Impending Appeals Hearing on Habibi Case

Human Rights Activists News Agency (HRANA) – The Appellate Court of Tehran Province Branch 36 will convene October 25, 2018, to review the case of Mohammad Habibi, a teacher and union activist imprisoned since May 2018 for commemorating national teachers’ week.

Habibi’s lawyer Hossein Taj confirmed the news to HRANA. “We’re taking it as a good sign that they’ve assigned a date this soon,” he said. “We hope that the appeals judges consider our client’s upstanding character and the case for his defense, which would relieve, if only a little, the pain that’s plaguing the teaching community.”

On September 20th, HRANA’s English webpage announced that Habibi’s case had entered the appellate stage.

In direct violation of physician orders, Habibi has been denied medical attention since the beginning of his detention period. Taj said that Habibi has suffered from various health problems since being imprisoned, including a 22-pound weight loss, suspect kidney stones, and a severe lung infection causing pain in his rib cage, reportedly due to being beaten while in prison.

According to Taj, the nephrologist at Imam Khomeini hospital issued an order for Habibi’s urgent treatment, as he has kidney and urinary tract conditions that may require surgery. In face of the documented medical urgency, however, authorities have yet to clear him for even preliminary testing.

On the one occasion that Habibi’s request for medical leave was granted, he was released from Great Tehran Penitentiary, prematurely dismissed from the hospital without receiving treatment, and then transferred to Evin Prison on Monday, September 3, 2018, where he has remained since.

Habibi’s case – and particularly his compromised medical condition – recently drew the support of teacher’s organizations at home and abroad. In a letter addressed to Ayatollah Ali Khamenei, the French trade unions SFDT, SGT, FSO, Solidaires, and UNSA held the Supreme Leader accountable for Habibi’s fate and called his imprisonment a violation of both human rights and the fundamental freedoms of syndicates. In May 2018, General Secretary of Education International (EI) David Edwards vehemently denounced Habibi’s arrest and detention, demanding his immediate release in a letter to Iranian president Hassan Rouhani.

Iranians themselves have also called for Habibi’s release. In a statement signed by over 1,400 civil, political, union and teachers’ activists across Iran, Iranians protested Habibi’s sentence and called for greater solidarity with teachers and other workers in Iranian society.
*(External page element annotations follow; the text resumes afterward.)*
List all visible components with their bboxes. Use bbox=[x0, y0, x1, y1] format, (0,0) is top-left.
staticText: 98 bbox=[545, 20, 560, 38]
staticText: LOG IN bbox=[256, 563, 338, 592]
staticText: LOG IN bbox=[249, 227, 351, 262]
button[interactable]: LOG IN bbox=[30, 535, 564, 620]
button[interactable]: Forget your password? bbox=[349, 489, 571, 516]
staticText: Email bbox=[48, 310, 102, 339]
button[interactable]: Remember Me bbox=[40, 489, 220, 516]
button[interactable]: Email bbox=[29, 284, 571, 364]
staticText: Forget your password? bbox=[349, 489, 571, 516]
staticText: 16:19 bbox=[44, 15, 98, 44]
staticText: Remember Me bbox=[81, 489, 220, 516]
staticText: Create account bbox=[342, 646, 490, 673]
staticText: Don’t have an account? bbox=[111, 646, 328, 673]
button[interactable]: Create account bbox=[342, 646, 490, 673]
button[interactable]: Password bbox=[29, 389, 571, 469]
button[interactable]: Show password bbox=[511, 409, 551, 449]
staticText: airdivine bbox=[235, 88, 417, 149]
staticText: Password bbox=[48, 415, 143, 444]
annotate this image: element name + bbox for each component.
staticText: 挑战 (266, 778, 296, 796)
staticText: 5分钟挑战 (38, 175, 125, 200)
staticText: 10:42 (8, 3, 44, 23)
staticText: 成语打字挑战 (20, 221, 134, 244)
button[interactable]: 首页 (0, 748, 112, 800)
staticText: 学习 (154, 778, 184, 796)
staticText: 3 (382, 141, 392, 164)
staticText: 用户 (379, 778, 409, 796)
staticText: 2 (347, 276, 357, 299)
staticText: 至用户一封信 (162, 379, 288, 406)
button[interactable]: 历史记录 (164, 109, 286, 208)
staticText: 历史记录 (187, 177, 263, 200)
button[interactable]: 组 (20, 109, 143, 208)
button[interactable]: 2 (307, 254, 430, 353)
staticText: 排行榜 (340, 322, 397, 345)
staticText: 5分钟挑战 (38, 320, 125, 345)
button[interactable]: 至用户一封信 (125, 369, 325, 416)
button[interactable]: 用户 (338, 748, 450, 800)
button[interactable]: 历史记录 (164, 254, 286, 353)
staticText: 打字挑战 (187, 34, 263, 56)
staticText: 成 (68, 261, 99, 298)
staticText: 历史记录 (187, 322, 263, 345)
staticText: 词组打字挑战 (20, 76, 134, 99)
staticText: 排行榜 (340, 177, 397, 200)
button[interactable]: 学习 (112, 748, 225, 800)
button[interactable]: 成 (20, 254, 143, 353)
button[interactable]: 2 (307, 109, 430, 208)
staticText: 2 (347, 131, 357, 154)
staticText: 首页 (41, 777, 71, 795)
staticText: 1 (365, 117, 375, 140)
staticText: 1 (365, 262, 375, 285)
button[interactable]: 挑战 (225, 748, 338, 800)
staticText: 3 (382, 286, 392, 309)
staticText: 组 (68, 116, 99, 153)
On July 23rd, 2018, Judge Ahmadzadeh of Tehran Revolutionary Court sentenced Habibi to 10 and a half years’ imprisonment, i.e. seven and a half years for “national-security related Crimes,” 18 months for “propaganda against the regime”, and another 18 months for “disrupting public order.” In addition to prison terms, he was dealt a two-year ban from political and civic activities, a two-year travel ban, and 74 lashings.

Under Article 134 of Iran’s Islamic Penal Code, which holds that prisoners are to serve the lengthiest of their sentences, Habibi’s sentence, if upheld, would put him behind bars for a maximum of seven and a half years, i.e. the heaviest one of his three sentences.

Habibi is a member of the board of directors for the Teachers’ Union Association of Tehran Province.

A letter from his HR office confirmed he is no longer receiving his salary.